Known gaps (honest, not aspirational)

  • MCP is fully two-directional, both sides live-verified. kestrion.mcp.client.MCPClient connects to real MCP servers (stdio or streamable-HTTP) and is tested against a real test-fixture server, including the full approval-gating flow. kestrion.mcp.server.serve_agent() exposes a Kestrion Agent as a real MCP server, also live-verified end to end — a caller like Claude Code can connect and invoke the agent's full reasoning loop (including approval gating) as a single MCP tool. See examples/ops_demo for a worked example using both.
  • Anthropic and OpenAI providers are implemented against documented API shapes but not yet smoke-tested against a live API call — no API key has been used to verify them in practice. Ollama is verified livetests/unit/test_smoke_ollama.py and examples/ops_demo both run real agents against a real local Ollama server and pass. One real, observed limitation worth knowing: small local models can produce plain-text output describing a tool call and a plausible-sounding result without ever actually emitting a real tool-call request — Kestrion has no way to detect this, because there's genuinely no ToolCallRequest for the engine to act on; the model just wrote a paragraph claiming success. This is a model-capability limitation, not something Kestrion's approval gating or event logging can catch, since nothing was actually called. Hosted models (Claude, GPT) are far more reliable about this in practice, though unverified live as of this writing (see above).
  • Multi-agent handoff is built. Agent.as_handoff_target() transfers an entire conversation to another agent, which takes over completely (distinct from sub-agents/delegation, where the original agent stays in control).
  • Memory/context compaction is built. Long-running conversations are automatically summarized by the agent when history thresholds (max_history_turns or max_history_tokens) are exceeded.
  • No real concurrency control across multiple agent runs. Parallel tool calls within one agent's turn are supported; running many separate agents at once against a shared rate limit is not.
  • SQLite only.
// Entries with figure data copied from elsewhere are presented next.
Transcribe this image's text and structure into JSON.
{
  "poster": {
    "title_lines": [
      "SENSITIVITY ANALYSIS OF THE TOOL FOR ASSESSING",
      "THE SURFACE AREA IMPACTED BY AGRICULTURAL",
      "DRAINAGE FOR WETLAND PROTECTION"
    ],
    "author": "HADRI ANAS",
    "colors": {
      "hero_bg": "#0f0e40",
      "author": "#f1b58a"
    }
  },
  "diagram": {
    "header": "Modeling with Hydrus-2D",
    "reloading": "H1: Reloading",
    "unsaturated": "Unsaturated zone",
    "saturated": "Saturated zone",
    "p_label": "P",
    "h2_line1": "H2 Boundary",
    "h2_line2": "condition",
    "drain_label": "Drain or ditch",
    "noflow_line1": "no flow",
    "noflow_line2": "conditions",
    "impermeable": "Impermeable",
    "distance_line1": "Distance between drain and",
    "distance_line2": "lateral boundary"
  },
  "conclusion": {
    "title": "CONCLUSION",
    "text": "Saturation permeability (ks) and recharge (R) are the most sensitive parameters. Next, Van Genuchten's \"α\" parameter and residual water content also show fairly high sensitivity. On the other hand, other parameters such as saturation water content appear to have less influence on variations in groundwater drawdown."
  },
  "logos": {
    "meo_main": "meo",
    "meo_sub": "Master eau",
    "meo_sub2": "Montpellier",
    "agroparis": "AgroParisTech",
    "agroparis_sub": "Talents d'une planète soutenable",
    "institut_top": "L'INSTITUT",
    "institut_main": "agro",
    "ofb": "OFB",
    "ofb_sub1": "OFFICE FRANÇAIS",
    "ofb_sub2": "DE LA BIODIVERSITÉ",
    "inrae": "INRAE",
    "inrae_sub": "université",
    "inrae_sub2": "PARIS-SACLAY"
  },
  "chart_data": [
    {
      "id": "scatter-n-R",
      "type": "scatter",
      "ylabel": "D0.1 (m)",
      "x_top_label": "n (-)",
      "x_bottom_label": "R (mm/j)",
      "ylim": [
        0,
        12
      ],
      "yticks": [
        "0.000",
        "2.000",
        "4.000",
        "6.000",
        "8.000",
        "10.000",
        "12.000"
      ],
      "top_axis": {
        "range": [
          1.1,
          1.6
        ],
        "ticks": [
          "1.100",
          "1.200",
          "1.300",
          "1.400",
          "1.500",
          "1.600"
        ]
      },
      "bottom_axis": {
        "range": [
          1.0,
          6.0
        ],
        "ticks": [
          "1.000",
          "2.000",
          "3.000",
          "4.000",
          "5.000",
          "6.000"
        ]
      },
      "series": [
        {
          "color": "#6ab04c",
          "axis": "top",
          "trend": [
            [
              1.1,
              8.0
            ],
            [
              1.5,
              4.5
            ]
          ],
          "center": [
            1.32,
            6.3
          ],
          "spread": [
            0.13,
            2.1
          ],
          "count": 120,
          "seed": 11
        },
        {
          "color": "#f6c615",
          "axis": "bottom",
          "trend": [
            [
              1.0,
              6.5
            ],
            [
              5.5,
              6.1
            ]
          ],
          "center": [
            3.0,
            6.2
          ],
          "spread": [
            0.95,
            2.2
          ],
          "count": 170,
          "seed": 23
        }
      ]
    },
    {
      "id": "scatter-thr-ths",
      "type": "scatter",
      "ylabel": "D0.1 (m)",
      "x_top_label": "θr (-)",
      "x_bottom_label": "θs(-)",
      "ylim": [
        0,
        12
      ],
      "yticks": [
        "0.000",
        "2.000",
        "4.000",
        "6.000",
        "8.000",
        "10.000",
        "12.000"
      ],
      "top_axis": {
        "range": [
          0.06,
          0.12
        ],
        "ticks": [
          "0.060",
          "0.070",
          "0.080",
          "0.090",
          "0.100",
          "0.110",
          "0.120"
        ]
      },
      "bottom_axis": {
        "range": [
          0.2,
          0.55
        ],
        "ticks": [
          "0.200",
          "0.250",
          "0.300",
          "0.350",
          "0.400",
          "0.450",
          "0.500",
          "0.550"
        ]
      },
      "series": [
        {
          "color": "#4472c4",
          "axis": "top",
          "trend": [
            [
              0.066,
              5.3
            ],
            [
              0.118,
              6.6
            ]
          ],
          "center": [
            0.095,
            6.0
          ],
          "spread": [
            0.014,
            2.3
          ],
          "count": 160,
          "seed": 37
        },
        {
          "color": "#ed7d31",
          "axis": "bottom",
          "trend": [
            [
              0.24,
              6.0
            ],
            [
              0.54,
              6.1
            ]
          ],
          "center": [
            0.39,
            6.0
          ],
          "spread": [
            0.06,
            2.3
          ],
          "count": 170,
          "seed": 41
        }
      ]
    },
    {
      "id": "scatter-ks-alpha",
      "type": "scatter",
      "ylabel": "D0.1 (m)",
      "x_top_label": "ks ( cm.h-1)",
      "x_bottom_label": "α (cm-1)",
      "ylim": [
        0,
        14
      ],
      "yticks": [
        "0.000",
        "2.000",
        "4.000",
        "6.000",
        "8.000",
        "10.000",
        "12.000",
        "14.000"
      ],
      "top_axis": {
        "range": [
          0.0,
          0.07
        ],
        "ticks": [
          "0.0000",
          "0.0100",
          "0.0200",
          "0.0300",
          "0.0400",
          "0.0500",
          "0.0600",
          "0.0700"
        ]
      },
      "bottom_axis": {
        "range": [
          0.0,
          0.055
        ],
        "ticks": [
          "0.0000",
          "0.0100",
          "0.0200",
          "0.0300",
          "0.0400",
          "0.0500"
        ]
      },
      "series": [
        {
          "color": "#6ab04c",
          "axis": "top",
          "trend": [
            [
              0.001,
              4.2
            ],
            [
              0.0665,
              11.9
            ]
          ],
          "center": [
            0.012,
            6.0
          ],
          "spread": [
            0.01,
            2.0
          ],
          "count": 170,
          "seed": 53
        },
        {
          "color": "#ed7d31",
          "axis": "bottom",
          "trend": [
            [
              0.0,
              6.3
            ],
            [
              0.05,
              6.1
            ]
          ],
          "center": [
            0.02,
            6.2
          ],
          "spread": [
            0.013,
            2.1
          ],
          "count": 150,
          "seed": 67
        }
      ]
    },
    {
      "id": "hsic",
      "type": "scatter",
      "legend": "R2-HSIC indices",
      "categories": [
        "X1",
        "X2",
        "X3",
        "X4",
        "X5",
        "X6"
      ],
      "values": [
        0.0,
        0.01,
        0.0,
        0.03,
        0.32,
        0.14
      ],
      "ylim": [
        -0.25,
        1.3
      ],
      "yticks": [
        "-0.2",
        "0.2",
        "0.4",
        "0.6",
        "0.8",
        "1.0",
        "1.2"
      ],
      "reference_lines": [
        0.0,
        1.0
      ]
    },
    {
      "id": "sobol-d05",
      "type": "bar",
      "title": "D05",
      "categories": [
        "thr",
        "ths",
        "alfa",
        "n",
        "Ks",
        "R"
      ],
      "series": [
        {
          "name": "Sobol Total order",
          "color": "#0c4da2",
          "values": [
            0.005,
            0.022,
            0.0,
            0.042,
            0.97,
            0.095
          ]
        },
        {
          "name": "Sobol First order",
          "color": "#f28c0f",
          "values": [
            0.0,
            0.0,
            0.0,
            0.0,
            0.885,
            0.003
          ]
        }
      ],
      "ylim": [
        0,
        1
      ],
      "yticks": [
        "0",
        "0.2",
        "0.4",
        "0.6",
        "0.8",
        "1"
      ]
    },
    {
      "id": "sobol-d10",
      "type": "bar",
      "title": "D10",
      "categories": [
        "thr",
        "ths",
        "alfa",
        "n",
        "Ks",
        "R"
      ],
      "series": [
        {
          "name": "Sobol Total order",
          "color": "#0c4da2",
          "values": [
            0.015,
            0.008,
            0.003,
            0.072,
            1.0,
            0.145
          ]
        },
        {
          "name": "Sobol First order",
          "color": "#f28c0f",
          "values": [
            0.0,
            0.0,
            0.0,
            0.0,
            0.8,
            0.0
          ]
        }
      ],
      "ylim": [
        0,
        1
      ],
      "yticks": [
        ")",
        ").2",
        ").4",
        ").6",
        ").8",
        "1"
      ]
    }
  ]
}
A CheckpointStore Protocol exists so Postgres can be added without touching the engine, but that implementation doesn't exist yet.

Examples

  • examples/kubectl_agent — the original worked example, demonstrating pause-on-approval and resume-after-restart using the raw Engine/Node primitives directly (useful for understanding what Agent builds on top of).
  • examples/rest_api_tool — patterns for calling REST/SOAP APIs from a tool: explicit timeouts, gating a mutating call, reading secrets from the environment, and writing your own retry loop.
  • examples/ops_demo — an integration demo exercising parallel tool calls, sub-agent delegation, a multi-role approval chain with a timeout, and multi-agent handoff together against a real local Ollama model. Run live, this also surfaced a real limitation: a small local model can describe a fabricated tool call and result in plain text without ever emitting a real tool-call request — see the Known Gaps note above.
  • tests/unit/test_smoke_ollama.py — a live, real smoke test against a local Ollama server. Skips automatically if Ollama isn't running.
  • tests/unit/test_mcp_client.py — a live test against a real MCP server (tests/fixtures/mock_mcp_server.py), including the approval-gating integration.
  • tests/unit/test_mcp_server.py — a live test of the MCP server side (serve_agent()), verifying a paused run is correctly surfaced through the MCP protocol rather than misreported as an error.
  • tests/unit/test_cli.py — CLI integration tests for kestrion init, kestrion run, and kestrion deploy --target k8s, including the security check that generated manifests never contain real-looking API keys.

Documentation

Development

git clone https://github.com/VinayakDubey07/kestrion.git
cd kestrion
python3 -m venv .venv
source .venv/bin/activate
pip install -e ".[dev]"
pytest tests/ -v
ruff check src/ tests/

Roadmap

Next up: memory/context compaction, a scheduler for safe concurrent execution across many agent runs, Postgres-backed storage, and further hardening. See roadmap.md for the detailed, dated 3-month plan.